Average Crawl Duration views.

This provides the ability for administrators and support engineers to see if there is a spike in latency for crawling a particular content source compare to the crawls in the last 24hrs / 7days/30 days.

New additions to the Crawler History view are the Crawl rate (DPS) and Repository Latency (MS) .

Previously, the administrator had to go to the crawl health reports to see this info for a particular content source. 

Crawl Rate details the docs per second per crawl session.

Repository Latency details latency times in milliseconds during continuous crawl sessions.

 

 

Crawl Performance Best Practices

Take advantage of multiple crawl databases and crawl components to avoid the problems of “hungry hosts” and “robot thread” limits.

The search results freshness should be the end users “deliverable”.

For example:

High value content, such as SharePoint sites: updated every 24 hours

Low value content, such as file shares, updated every 7 days.

Middle tier content, updated every 3 days.

These numbers should be determined by running test crawls and monitoring the results.

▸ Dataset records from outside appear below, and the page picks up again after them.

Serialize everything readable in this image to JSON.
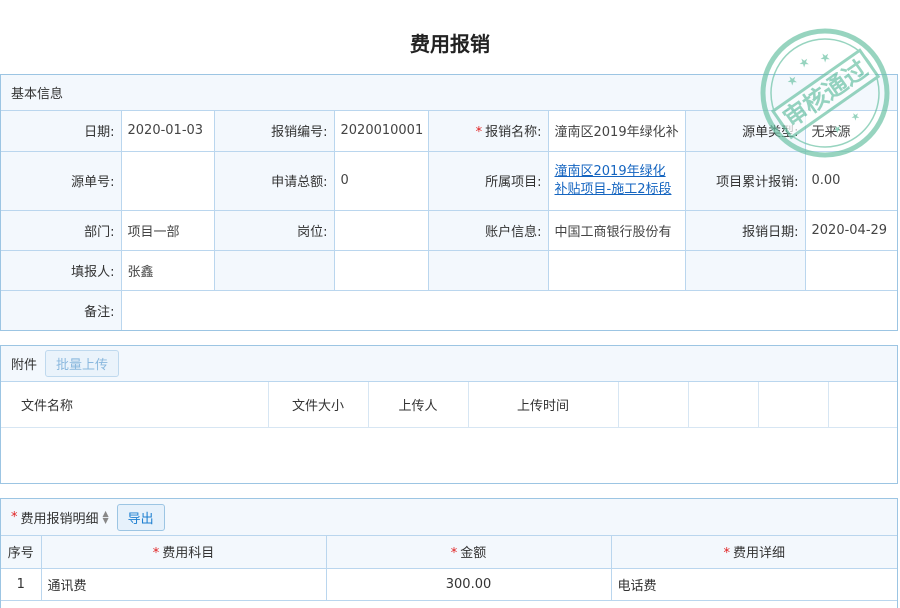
{
  "page": {
    "title": "费用报销"
  },
  "basic": {
    "header": "基本信息",
    "date_label": "日期:",
    "date": "2020-01-03",
    "number_label": "报销编号:",
    "number": "2020010001",
    "name_label": "报销名称:",
    "name": "潼南区2019年绿化补",
    "src_type_label": "源单类型:",
    "src_type": "无来源",
    "src_no_label": "源单号:",
    "src_no": "",
    "total_label": "申请总额:",
    "total": "0",
    "project_label": "所属项目:",
    "project": "潼南区2019年绿化补贴项目-施工2标段",
    "cumulative_label": "项目累计报销:",
    "cumulative": "0.00",
    "dept_label": "部门:",
    "dept": "项目一部",
    "post_label": "岗位:",
    "post": "",
    "account_label": "账户信息:",
    "account": "中国工商银行股份有",
    "reimb_date_label": "报销日期:",
    "reimb_date": "2020-04-29",
    "filler_label": "填报人:",
    "filler": "张鑫",
    "remark_label": "备注:",
    "remark": ""
  },
  "attachments": {
    "header": "附件",
    "upload_button": "批量上传",
    "columns": [
      "文件名称",
      "文件大小",
      "上传人",
      "上传时间"
    ]
  },
  "details": {
    "header": "费用报销明细",
    "export_button": "导出",
    "columns": {
      "seq": "序号",
      "subject": "费用科目",
      "amount": "金额",
      "detail": "费用详细"
    },
    "rows": [
      {
        "seq": "1",
        "subject": "通讯费",
        "amount": "300.00",
        "detail": "电话费"
      }
    ]
  },
  "stamp": {
    "text": "审核通过",
    "color": "#6cc2a5"
  },
  "colors": {
    "border": "#9cc5e3",
    "label_bg": "#f3f8fd",
    "link": "#1565c0",
    "required": "#e02020"
  }
}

The number of threads per host can be altered can be changed from the default by creating crawler impact rules.

Crawler impact rules allow us to configure the number of threads per host manually.

Determining if the Crawler is in a "Starved State"

Server Resources

One of the first things to check is system resources on the server(s) running the crawler.

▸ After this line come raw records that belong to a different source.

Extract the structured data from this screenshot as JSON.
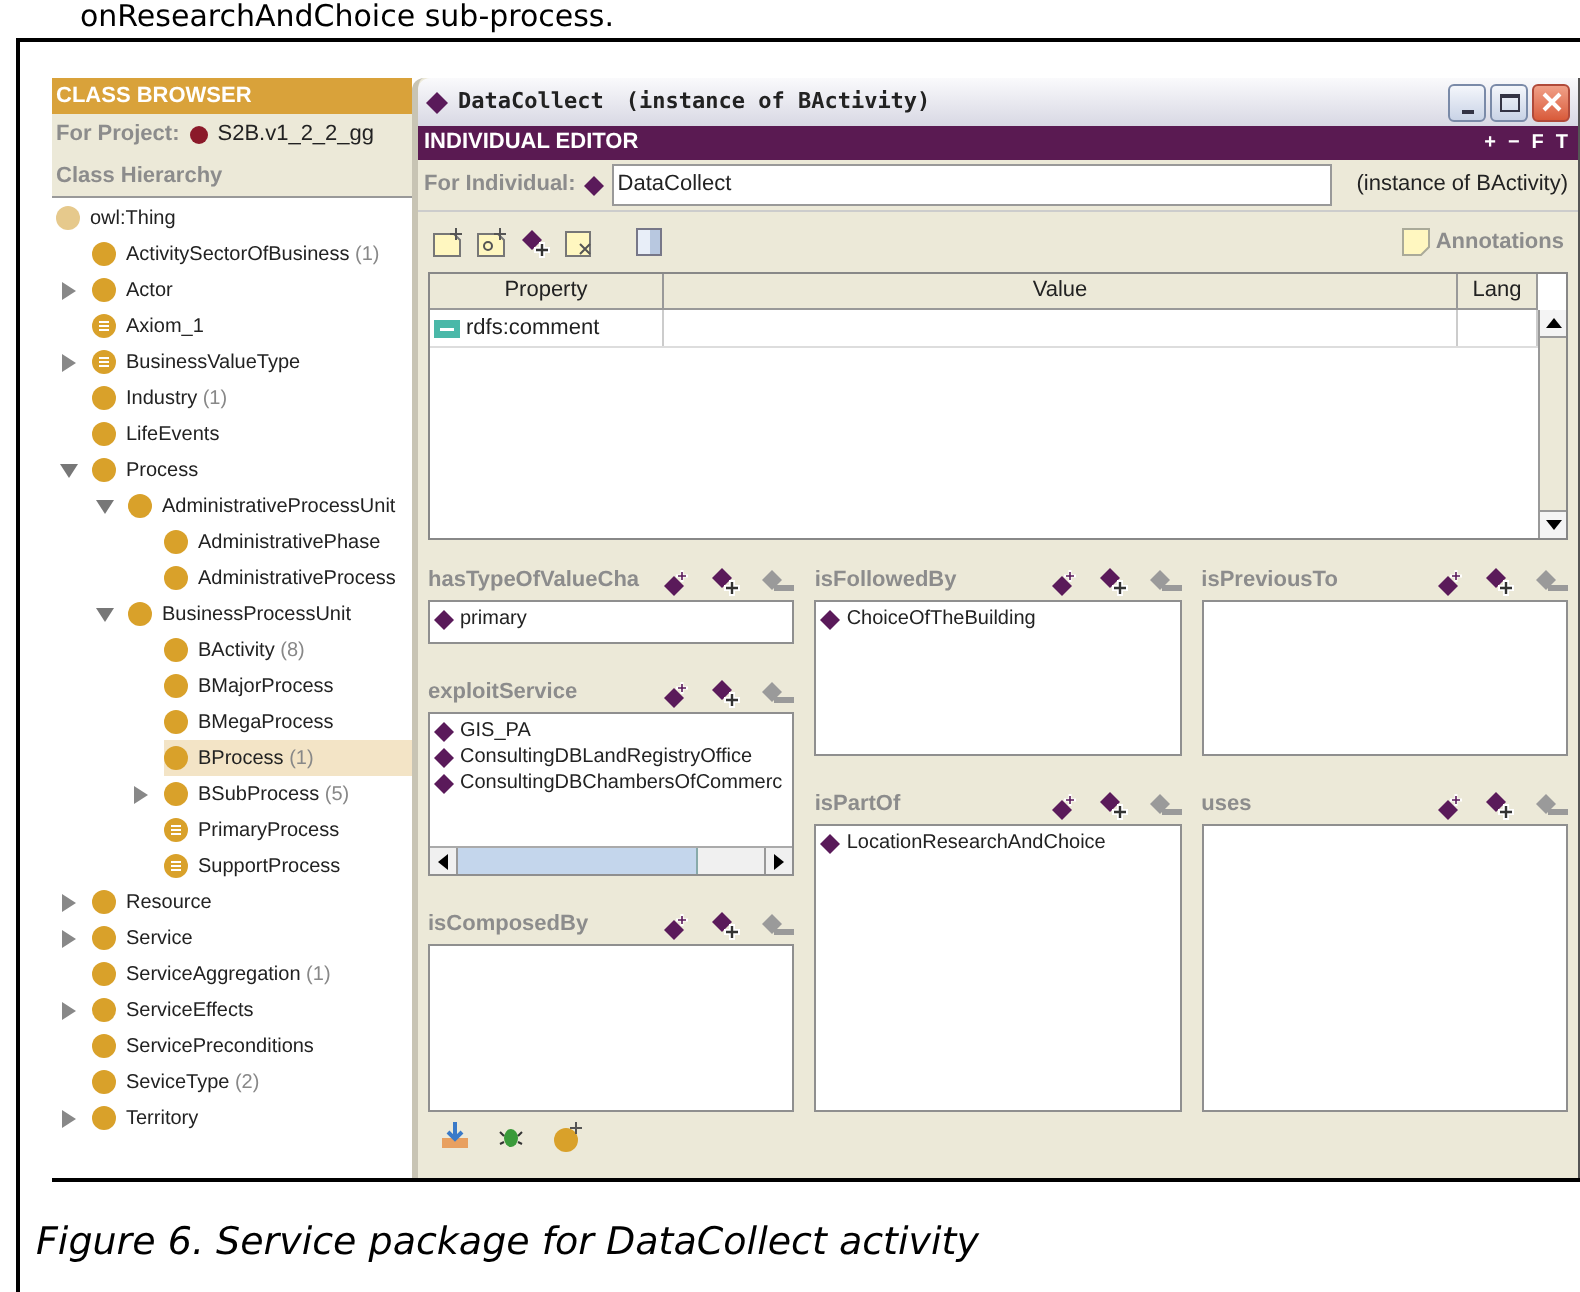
{
  "top_text": "onResearchAndChoice sub-process.",
  "class_browser": {
    "title": "CLASS BROWSER",
    "project_label": "For Project:",
    "project": "S2B.v1_2_2_gg",
    "hierarchy_title": "Class Hierarchy",
    "tree": [
      {
        "label": "owl:Thing",
        "kind": "root",
        "selected": false,
        "children": [
          {
            "label": "ActivitySectorOfBusiness",
            "count": "(1)",
            "kind": "class",
            "selected": false
          },
          {
            "label": "Actor",
            "kind": "class",
            "expanded": false,
            "selected": false
          },
          {
            "label": "Axiom_1",
            "kind": "defined",
            "selected": false
          },
          {
            "label": "BusinessValueType",
            "kind": "defined",
            "expanded": false,
            "selected": false
          },
          {
            "label": "Industry",
            "count": "(1)",
            "kind": "class",
            "selected": false
          },
          {
            "label": "LifeEvents",
            "kind": "class",
            "selected": false
          },
          {
            "label": "Process",
            "kind": "class",
            "expanded": true,
            "selected": false,
            "children": [
              {
                "label": "AdministrativeProcessUnit",
                "kind": "class",
                "expanded": true,
                "selected": false,
                "children": [
                  {
                    "label": "AdministrativePhase",
                    "kind": "class",
                    "selected": false
                  },
                  {
                    "label": "AdministrativeProcess",
                    "kind": "class",
                    "selected": false
                  }
                ]
              },
              {
                "label": "BusinessProcessUnit",
                "kind": "class",
                "expanded": true,
                "selected": false,
                "children": [
                  {
                    "label": "BActivity",
                    "count": "(8)",
                    "kind": "class",
                    "selected": false
                  },
                  {
                    "label": "BMajorProcess",
                    "kind": "class",
                    "selected": false
                  },
                  {
                    "label": "BMegaProcess",
                    "kind": "class",
                    "selected": false
                  },
                  {
                    "label": "BProcess",
                    "count": "(1)",
                    "kind": "class",
                    "selected": true
                  },
                  {
                    "label": "BSubProcess",
                    "count": "(5)",
                    "kind": "class",
                    "expanded": false,
                    "selected": false
                  },
                  {
                    "label": "PrimaryProcess",
                    "kind": "defined",
                    "selected": false
                  },
                  {
                    "label": "SupportProcess",
                    "kind": "defined",
                    "selected": false
                  }
                ]
              }
            ]
          },
          {
            "label": "Resource",
            "kind": "class",
            "expanded": false,
            "selected": false
          },
          {
            "label": "Service",
            "kind": "class",
            "expanded": false,
            "selected": false
          },
          {
            "label": "ServiceAggregation",
            "count": "(1)",
            "kind": "class",
            "selected": false
          },
          {
            "label": "ServiceEffects",
            "kind": "class",
            "expanded": false,
            "selected": false
          },
          {
            "label": "ServicePreconditions",
            "kind": "class",
            "selected": false
          },
          {
            "label": "SeviceType",
            "count": "(2)",
            "kind": "class",
            "selected": false
          },
          {
            "label": "Territory",
            "kind": "class",
            "expanded": false,
            "selected": false
          }
        ]
      }
    ]
  },
  "window": {
    "title": "DataCollect",
    "title_suffix": "(instance of BActivity)",
    "editor_title": "INDIVIDUAL EDITOR",
    "header_buttons": [
      "+",
      "−",
      "F",
      "T"
    ],
    "for_label": "For Individual:",
    "individual": "DataCollect",
    "instance_of": "(instance of BActivity)",
    "annotations": "Annotations",
    "table": {
      "columns": [
        "Property",
        "Value",
        "Lang"
      ],
      "rows": [
        {
          "property": "rdfs:comment"
        }
      ]
    },
    "slot_columns": [
      [
        {
          "name": "hasTypeOfValueCha",
          "kind": "single",
          "values": [
            "primary"
          ]
        },
        {
          "name": "exploitService",
          "kind": "scrolled",
          "values": [
            "GIS_PA",
            "ConsultingDBLandRegistryOffice",
            "ConsultingDBChambersOfCommerc"
          ]
        },
        {
          "name": "isComposedBy",
          "kind": "list"
        }
      ],
      [
        {
          "name": "isFollowedBy",
          "kind": "list",
          "values": [
            "ChoiceOfTheBuilding"
          ]
        },
        {
          "name": "isPartOf",
          "kind": "list",
          "values": [
            "LocationResearchAndChoice"
          ]
        }
      ],
      [
        {
          "name": "isPreviousTo",
          "kind": "list"
        },
        {
          "name": "uses",
          "kind": "list"
        }
      ]
    ]
  },
  "caption": "Figure 6. Service package for DataCollect activity"
}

The system could be CPU bound, network bound, low or out of memory and/or disk space.

Check these resources and track down the culprit.

If any of these resources are taxed, the next question should be:

Why is the system running out of resources?

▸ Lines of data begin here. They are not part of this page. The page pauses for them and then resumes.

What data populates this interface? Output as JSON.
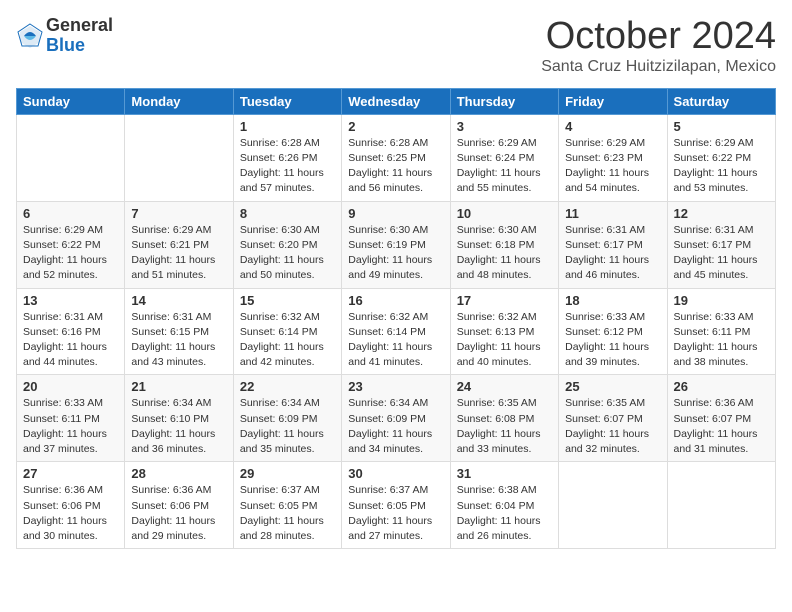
{
  "logo": {
    "general": "General",
    "blue": "Blue"
  },
  "title": "October 2024",
  "location": "Santa Cruz Huitzizilapan, Mexico",
  "weekdays": [
    "Sunday",
    "Monday",
    "Tuesday",
    "Wednesday",
    "Thursday",
    "Friday",
    "Saturday"
  ],
  "weeks": [
    [
      {
        "day": "",
        "info": ""
      },
      {
        "day": "",
        "info": ""
      },
      {
        "day": "1",
        "info": "Sunrise: 6:28 AM\nSunset: 6:26 PM\nDaylight: 11 hours and 57 minutes."
      },
      {
        "day": "2",
        "info": "Sunrise: 6:28 AM\nSunset: 6:25 PM\nDaylight: 11 hours and 56 minutes."
      },
      {
        "day": "3",
        "info": "Sunrise: 6:29 AM\nSunset: 6:24 PM\nDaylight: 11 hours and 55 minutes."
      },
      {
        "day": "4",
        "info": "Sunrise: 6:29 AM\nSunset: 6:23 PM\nDaylight: 11 hours and 54 minutes."
      },
      {
        "day": "5",
        "info": "Sunrise: 6:29 AM\nSunset: 6:22 PM\nDaylight: 11 hours and 53 minutes."
      }
    ],
    [
      {
        "day": "6",
        "info": "Sunrise: 6:29 AM\nSunset: 6:22 PM\nDaylight: 11 hours and 52 minutes."
      },
      {
        "day": "7",
        "info": "Sunrise: 6:29 AM\nSunset: 6:21 PM\nDaylight: 11 hours and 51 minutes."
      },
      {
        "day": "8",
        "info": "Sunrise: 6:30 AM\nSunset: 6:20 PM\nDaylight: 11 hours and 50 minutes."
      },
      {
        "day": "9",
        "info": "Sunrise: 6:30 AM\nSunset: 6:19 PM\nDaylight: 11 hours and 49 minutes."
      },
      {
        "day": "10",
        "info": "Sunrise: 6:30 AM\nSunset: 6:18 PM\nDaylight: 11 hours and 48 minutes."
      },
      {
        "day": "11",
        "info": "Sunrise: 6:31 AM\nSunset: 6:17 PM\nDaylight: 11 hours and 46 minutes."
      },
      {
        "day": "12",
        "info": "Sunrise: 6:31 AM\nSunset: 6:17 PM\nDaylight: 11 hours and 45 minutes."
      }
    ],
    [
      {
        "day": "13",
        "info": "Sunrise: 6:31 AM\nSunset: 6:16 PM\nDaylight: 11 hours and 44 minutes."
      },
      {
        "day": "14",
        "info": "Sunrise: 6:31 AM\nSunset: 6:15 PM\nDaylight: 11 hours and 43 minutes."
      },
      {
        "day": "15",
        "info": "Sunrise: 6:32 AM\nSunset: 6:14 PM\nDaylight: 11 hours and 42 minutes."
      },
      {
        "day": "16",
        "info": "Sunrise: 6:32 AM\nSunset: 6:14 PM\nDaylight: 11 hours and 41 minutes."
      },
      {
        "day": "17",
        "info": "Sunrise: 6:32 AM\nSunset: 6:13 PM\nDaylight: 11 hours and 40 minutes."
      },
      {
        "day": "18",
        "info": "Sunrise: 6:33 AM\nSunset: 6:12 PM\nDaylight: 11 hours and 39 minutes."
      },
      {
        "day": "19",
        "info": "Sunrise: 6:33 AM\nSunset: 6:11 PM\nDaylight: 11 hours and 38 minutes."
      }
    ],
    [
      {
        "day": "20",
        "info": "Sunrise: 6:33 AM\nSunset: 6:11 PM\nDaylight: 11 hours and 37 minutes."
      },
      {
        "day": "21",
        "info": "Sunrise: 6:34 AM\nSunset: 6:10 PM\nDaylight: 11 hours and 36 minutes."
      },
      {
        "day": "22",
        "info": "Sunrise: 6:34 AM\nSunset: 6:09 PM\nDaylight: 11 hours and 35 minutes."
      },
      {
        "day": "23",
        "info": "Sunrise: 6:34 AM\nSunset: 6:09 PM\nDaylight: 11 hours and 34 minutes."
      },
      {
        "day": "24",
        "info": "Sunrise: 6:35 AM\nSunset: 6:08 PM\nDaylight: 11 hours and 33 minutes."
      },
      {
        "day": "25",
        "info": "Sunrise: 6:35 AM\nSunset: 6:07 PM\nDaylight: 11 hours and 32 minutes."
      },
      {
        "day": "26",
        "info": "Sunrise: 6:36 AM\nSunset: 6:07 PM\nDaylight: 11 hours and 31 minutes."
      }
    ],
    [
      {
        "day": "27",
        "info": "Sunrise: 6:36 AM\nSunset: 6:06 PM\nDaylight: 11 hours and 30 minutes."
      },
      {
        "day": "28",
        "info": "Sunrise: 6:36 AM\nSunset: 6:06 PM\nDaylight: 11 hours and 29 minutes."
      },
      {
        "day": "29",
        "info": "Sunrise: 6:37 AM\nSunset: 6:05 PM\nDaylight: 11 hours and 28 minutes."
      },
      {
        "day": "30",
        "info": "Sunrise: 6:37 AM\nSunset: 6:05 PM\nDaylight: 11 hours and 27 minutes."
      },
      {
        "day": "31",
        "info": "Sunrise: 6:38 AM\nSunset: 6:04 PM\nDaylight: 11 hours and 26 minutes."
      },
      {
        "day": "",
        "info": ""
      },
      {
        "day": "",
        "info": ""
      }
    ]
  ]
}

Does the system meet the recommended system requirements?

Is there anti-virus or malware software processes active on the system?

                If so are the exemptions to the indexer and gatherer tmp files set?

Is there any other applications running on the server that are taxing the system?

How many content sources are being crawled?

Which content sources are marked as High Priority? (found in Content Source config)

Anti-Virus Software

In many customer cases when dealing with a slow/non-responsive crawl, we found that antivirus software was consuming lots of resource on the SharePoint and Search servers.

On the SharePoint Search server:

CPU's spikes 100% utilization permanently (with antivirus process consuming CPU util) until the crawler is stopped.

To resolve this issue, we recommended to exclude the SharePoint directory recursively from your virus scanning.

Here is a KB article that describes which folders should be excluded from antivirus scanning for all SharePoint Servers.

https://support.microsoft.com/kb/952167

 

 

A word on SQL:

Tables

Especially for debugging crawl failures, you want to look at MSSCrawlUrl

You can look at the ErrorIds and look them up in the MSSCrawlErrorList.

MSSCrawlHistory is good to show you anything regarding the status. 

Activity Monitor

Activity monitor is great for anything related to performance.  It gives a good view into all of the SPIDs that are currently being executed and what they are doing.  The key thing to look for is any SPIDs that are long running or resource intensive on the search db.  Check it out, look at the logs, use MSSConsole if applicable.  The ones that would be most likely to be violators are in terms of session, anchor fix up, and processing crawl.

Profiler

Profiler is very useful to see what is being executed. Filter just on the search database.  We typically like to go to the Stored Procedures event category and turn on RPC:Starting and RPC:Completed which shows all the stored procedures being called.  We also turn on SP:StmtStarting and SP:StmtCompleted which will take you inside the stored procedure.

Most stuck crawls are due to waiting on a long stored procedure.

Usually proc_MSS_GetNextCrawlBatch and/or proc_MSS_Crawl

Use SQL Activity Monitor to identify which stored procedure is taking time.

A very slow crawl may also be accused of being stuck, when really it is just “starved” for resources.

Crawl starvation is when the crawler is unable to allocate another thread to retrieve the next document in the queue of work.